A two-year study of the Grand Cayman’s George Town harbour area, which began immediately after the strict local COVID-19 lockdown was lifted, has shown that the fish population increased dramatically in the absence of cruise ships and other marine activities.
Cruise ships were banned from Cayman from March 2020 until March 2022.
The Central Caribbean Marine Institute began its ‘Quiet Oceans’ study in July 2020, when the local strict shelter-in-place restrictions were removed. Its researchers carried out surveys every two months over the following two years, and the findings from that study has now been published in a paper in the scientific journal Nature Scientific Reports.
The project, funded by Walkers and the UK government’s Darwin Plus Programme, involved recording the fish population at Eden Rock, Don Foster’s, Fish Point, and the Wharf.
The CCMI researchers said in their paper that Cayman’s strict two-year border closure had provided “an unprecedented opportunity to assess how the ‘human confinement experiment’ influenced the community composition of reef fish”.

Using a baseline they had recorded in 2018, they found there was a three-fold increase in the fish population in the harbour.
This “stark increase in reef fish biomass” included larger numbers of herbivores, such as parrotfish, of which the researchers recorded a dramatic rise in juvenile parrotfish.
The researchers noted in their paper that the study provided unprecedented insights to the impacts of human activity and the resilience of reef fish populations, and the unique opportunity to see what happens when this human activity is taken away.

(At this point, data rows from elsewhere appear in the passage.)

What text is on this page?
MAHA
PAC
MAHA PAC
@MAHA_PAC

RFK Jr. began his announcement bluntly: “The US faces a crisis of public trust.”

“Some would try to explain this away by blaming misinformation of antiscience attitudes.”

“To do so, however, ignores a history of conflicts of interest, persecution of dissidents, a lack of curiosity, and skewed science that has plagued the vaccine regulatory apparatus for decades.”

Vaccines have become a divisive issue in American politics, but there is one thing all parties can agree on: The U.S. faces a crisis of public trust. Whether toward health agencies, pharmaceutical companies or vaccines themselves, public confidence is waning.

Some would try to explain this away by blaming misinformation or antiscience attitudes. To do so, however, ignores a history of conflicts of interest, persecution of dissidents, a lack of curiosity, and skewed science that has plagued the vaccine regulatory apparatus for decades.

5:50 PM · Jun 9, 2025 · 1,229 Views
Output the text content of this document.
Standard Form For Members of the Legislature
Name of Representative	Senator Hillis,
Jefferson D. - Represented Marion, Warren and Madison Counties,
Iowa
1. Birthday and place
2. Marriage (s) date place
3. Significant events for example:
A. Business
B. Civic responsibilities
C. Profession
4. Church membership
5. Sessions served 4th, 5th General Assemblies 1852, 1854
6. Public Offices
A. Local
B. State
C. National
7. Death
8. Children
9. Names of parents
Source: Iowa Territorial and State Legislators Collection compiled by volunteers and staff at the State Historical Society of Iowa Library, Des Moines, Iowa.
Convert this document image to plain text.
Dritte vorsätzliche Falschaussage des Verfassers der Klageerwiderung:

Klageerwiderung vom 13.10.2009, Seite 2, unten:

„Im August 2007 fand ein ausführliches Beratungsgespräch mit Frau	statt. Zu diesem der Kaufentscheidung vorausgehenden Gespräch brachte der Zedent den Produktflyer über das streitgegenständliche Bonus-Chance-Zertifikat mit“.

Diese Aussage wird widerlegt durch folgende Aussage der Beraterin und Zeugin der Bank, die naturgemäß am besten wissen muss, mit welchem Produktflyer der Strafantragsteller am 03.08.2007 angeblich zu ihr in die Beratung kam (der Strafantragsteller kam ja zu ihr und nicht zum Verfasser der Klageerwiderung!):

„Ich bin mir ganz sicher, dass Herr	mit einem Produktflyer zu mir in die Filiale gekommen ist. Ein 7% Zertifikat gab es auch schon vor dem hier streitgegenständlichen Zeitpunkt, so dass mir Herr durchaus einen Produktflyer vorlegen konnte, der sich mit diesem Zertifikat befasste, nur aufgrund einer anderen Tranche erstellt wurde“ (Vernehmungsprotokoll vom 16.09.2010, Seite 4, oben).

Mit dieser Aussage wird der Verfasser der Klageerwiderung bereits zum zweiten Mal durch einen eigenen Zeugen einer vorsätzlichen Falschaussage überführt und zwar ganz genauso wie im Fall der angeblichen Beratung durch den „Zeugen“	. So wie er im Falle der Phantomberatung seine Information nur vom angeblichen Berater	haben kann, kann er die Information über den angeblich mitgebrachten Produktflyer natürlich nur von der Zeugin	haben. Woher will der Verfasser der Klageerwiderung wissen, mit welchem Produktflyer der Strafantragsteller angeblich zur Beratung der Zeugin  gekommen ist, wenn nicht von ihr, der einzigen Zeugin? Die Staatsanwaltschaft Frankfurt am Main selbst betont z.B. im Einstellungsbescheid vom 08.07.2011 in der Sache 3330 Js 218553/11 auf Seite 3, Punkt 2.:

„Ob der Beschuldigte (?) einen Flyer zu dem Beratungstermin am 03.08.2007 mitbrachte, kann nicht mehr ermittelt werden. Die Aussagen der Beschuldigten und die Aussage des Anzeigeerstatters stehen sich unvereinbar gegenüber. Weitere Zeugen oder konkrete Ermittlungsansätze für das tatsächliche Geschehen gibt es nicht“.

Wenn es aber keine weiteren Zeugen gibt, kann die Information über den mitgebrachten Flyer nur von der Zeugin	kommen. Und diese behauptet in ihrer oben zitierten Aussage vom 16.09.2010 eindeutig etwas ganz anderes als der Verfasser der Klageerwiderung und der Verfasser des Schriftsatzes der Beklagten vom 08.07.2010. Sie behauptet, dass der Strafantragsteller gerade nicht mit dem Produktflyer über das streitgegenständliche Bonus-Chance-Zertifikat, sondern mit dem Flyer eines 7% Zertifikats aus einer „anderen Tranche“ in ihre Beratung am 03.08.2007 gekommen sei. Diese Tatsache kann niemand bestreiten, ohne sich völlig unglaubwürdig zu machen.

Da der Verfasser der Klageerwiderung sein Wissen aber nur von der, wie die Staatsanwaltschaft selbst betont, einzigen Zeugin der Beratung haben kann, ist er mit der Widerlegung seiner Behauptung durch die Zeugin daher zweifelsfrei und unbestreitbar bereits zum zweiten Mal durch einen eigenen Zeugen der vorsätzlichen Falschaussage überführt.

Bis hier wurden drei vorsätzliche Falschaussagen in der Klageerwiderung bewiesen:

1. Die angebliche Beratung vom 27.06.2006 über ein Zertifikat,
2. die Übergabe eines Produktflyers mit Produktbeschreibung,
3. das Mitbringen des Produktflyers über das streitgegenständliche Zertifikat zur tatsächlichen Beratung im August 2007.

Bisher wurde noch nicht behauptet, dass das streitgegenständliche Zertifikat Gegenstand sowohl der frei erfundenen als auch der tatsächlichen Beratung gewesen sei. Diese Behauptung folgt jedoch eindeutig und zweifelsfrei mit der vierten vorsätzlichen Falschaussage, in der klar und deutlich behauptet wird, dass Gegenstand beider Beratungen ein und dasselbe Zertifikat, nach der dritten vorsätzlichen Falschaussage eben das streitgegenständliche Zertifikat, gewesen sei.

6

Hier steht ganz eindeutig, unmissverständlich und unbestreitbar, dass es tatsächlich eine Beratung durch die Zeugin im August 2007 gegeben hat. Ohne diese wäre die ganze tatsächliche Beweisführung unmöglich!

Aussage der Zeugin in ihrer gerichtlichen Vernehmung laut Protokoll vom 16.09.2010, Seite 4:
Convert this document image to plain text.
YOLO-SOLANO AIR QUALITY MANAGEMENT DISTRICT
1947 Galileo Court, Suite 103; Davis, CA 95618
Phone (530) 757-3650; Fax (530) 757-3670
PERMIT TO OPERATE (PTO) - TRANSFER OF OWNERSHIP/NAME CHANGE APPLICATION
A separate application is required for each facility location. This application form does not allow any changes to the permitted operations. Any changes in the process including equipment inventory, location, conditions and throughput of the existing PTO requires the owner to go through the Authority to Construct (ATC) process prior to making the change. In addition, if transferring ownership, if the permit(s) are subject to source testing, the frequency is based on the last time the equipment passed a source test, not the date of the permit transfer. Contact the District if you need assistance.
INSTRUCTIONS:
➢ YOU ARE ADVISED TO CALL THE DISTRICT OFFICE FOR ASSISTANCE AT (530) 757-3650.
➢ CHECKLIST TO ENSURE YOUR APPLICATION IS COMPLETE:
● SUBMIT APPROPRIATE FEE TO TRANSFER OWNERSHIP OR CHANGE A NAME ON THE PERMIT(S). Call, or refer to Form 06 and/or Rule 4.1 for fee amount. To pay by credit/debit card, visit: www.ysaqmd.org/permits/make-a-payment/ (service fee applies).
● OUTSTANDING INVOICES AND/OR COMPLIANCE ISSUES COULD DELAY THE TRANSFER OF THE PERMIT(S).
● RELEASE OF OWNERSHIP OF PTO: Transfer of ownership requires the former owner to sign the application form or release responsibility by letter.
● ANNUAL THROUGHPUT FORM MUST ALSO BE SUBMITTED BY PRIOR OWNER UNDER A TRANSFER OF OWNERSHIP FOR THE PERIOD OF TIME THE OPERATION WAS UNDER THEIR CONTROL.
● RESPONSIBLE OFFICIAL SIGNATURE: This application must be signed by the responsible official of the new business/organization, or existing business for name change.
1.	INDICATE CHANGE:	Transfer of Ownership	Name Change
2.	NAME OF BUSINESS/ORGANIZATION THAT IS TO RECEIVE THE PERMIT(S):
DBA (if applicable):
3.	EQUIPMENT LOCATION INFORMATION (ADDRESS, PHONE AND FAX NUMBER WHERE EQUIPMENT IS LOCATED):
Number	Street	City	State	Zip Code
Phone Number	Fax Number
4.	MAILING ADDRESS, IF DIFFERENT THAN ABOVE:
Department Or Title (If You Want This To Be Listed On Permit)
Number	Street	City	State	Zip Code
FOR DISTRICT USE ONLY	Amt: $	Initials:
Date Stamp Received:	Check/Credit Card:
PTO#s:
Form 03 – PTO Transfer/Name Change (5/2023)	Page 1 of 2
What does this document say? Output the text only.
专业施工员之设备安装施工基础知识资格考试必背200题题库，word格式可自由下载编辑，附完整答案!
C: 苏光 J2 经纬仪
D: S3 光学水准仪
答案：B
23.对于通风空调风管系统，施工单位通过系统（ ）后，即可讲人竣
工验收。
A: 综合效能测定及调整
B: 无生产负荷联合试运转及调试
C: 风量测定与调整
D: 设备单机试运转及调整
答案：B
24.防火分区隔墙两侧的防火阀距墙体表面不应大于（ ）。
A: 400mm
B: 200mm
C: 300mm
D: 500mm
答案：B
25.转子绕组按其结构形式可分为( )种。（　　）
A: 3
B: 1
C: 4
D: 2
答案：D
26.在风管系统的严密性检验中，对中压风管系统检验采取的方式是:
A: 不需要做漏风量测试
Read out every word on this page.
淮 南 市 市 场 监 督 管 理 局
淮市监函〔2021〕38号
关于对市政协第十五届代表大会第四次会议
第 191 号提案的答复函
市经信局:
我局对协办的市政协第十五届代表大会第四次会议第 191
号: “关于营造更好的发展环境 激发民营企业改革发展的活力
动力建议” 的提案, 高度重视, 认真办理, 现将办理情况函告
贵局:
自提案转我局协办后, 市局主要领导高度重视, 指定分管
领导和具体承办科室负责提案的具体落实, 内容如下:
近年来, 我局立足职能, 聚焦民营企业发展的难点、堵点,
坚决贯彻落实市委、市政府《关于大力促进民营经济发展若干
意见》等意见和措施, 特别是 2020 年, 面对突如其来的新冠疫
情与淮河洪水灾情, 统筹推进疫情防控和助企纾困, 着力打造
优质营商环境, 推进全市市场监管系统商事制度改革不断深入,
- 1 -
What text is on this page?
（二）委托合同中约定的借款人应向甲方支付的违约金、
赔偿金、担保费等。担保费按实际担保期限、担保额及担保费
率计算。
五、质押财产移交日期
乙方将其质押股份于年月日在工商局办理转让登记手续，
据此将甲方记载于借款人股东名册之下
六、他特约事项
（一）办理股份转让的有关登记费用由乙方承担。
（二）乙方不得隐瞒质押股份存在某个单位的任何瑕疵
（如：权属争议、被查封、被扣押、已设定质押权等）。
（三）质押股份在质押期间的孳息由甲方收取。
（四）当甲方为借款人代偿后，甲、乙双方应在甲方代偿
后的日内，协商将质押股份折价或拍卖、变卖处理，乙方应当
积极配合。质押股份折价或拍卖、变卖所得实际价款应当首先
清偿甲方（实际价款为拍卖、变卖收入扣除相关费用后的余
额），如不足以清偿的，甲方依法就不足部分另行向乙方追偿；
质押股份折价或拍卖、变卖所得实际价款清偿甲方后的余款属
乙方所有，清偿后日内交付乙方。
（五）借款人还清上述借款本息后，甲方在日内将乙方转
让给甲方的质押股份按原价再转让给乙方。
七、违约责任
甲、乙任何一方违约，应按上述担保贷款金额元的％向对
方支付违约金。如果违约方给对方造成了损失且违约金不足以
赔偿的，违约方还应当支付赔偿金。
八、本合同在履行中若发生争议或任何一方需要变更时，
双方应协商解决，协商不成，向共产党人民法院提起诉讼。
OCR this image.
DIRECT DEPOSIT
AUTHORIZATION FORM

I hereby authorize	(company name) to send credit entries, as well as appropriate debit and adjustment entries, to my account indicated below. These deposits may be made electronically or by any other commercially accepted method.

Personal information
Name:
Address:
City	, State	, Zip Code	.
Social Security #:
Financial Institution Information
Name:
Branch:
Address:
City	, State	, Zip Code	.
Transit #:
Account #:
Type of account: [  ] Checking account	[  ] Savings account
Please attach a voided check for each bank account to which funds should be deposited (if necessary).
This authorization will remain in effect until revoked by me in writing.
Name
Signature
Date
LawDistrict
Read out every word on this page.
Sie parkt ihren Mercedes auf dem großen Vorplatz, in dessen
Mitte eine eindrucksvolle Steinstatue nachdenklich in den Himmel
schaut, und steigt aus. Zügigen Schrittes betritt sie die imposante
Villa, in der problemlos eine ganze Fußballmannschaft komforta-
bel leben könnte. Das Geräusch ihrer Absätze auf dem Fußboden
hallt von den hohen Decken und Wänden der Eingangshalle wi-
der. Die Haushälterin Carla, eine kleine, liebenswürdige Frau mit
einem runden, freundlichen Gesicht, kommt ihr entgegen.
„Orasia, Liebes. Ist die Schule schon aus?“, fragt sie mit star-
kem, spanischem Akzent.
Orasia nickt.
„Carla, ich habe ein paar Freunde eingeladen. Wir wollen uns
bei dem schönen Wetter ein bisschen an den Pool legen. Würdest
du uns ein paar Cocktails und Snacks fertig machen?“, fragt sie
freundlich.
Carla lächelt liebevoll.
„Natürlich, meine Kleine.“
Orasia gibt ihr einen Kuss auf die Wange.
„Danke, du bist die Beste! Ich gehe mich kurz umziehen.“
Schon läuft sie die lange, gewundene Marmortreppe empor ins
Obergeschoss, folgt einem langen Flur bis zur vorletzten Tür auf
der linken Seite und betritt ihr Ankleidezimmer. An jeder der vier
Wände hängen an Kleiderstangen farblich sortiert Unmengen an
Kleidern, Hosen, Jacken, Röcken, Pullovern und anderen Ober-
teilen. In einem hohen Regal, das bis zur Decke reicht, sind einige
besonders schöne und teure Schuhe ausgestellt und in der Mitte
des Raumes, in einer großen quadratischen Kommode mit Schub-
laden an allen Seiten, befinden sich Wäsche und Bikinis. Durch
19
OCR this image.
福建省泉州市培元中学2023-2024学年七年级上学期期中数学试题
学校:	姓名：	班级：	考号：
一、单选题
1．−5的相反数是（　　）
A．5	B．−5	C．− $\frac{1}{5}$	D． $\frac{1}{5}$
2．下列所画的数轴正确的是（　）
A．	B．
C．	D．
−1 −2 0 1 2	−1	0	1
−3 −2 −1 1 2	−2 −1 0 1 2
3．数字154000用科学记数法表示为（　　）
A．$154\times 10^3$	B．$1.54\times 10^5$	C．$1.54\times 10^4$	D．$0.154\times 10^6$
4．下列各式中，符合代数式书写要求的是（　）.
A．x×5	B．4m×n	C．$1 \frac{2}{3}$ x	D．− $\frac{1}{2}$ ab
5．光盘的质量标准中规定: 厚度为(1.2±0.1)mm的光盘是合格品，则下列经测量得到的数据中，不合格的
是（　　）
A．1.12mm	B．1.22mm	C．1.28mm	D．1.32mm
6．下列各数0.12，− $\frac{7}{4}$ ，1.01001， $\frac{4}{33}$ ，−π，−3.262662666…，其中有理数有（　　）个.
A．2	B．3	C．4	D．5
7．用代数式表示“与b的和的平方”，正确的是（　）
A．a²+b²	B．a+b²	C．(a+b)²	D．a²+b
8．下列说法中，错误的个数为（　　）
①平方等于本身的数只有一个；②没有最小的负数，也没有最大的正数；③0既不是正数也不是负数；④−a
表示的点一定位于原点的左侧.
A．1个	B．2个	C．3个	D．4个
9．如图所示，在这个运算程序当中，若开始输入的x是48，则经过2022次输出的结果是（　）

The Compass previously reported on an earlier report of the research, published a year and a half into the study, in December 2021.
While studies had been carried out in other parts of the world during what scientists dubbed the ‘Anthropause’ – referring to the global slowing of modern human activities – those were for much shorter periods of time than in Cayman, where there was a two-year break in tourism and travel.
The results showed that the researchers in Cayman noted an increase in the number of fish species recorded, the mean biomass (the total number of fish counted in a specific area of water multiplied by the average weight of fish), and the abundance of fish.
In a snapshot of one site surveyed – Eden Rock – the number of species of fish went from a low of 11.7 in July 2020 to a high of 26 in September 2020. Mean biomass at that site was lowest in July 2020 at 13.28kg, and highest in April 2022 at 65.35kg, while the mean abundance of all fish during a survey month varied from a low of 160 in July 2020 to a high of 844 in September 2020.

‘Positive implications’
“Given the functional role of herbivores, including parrotfish, our results suggest that reductions in human water-based activities have positive implications for coral reef ecosystems and should be considered in future management strategies,” the CCMI researchers stated in their paper.
Parrotfish play a vital role in the health of coral reefs, as they eat algae that can suffocate living coral.
The research team found that the abundance and biomass of fish populations near the main harbour of Grand Cayman were lowest when the study began in July 2020 – four months after the lockdown and border closure began – and continued to increase through 2021 to early 2022 in the absence of cruise ships.
“It is likely that these increases are due to shifts in fish behaviour, where they re-enter areas of previously high activity, and improved fish fitness, leading to more reproduction,” the study paper noted. “Research has found that reductions in stress from water-based activities, such as noise and boat waste, improve fish feeding, sociality, reproduction, and overall healthy functioning.”
CCMI’s post-doctoral researcher Jack Johnson, in a statement, said the results proved that both immediate and long-term changes in fish communities “can occur when human water-based activities are limited” and should be considered in future strategies for managing coral reefs.
The marine institute noted in the statement that marine ecosystems are under threat, “and the more scientists understand what impacts their health, the better we can protect them through planning and management”.
CCMI presented the research findings to the Food and Agriculture Organisation of the United Nations in December 2021, while the study was still ongoing, “to ensure that the results are disseminated to managers and decision makers for consideration during planning decisions around development and marine activities”.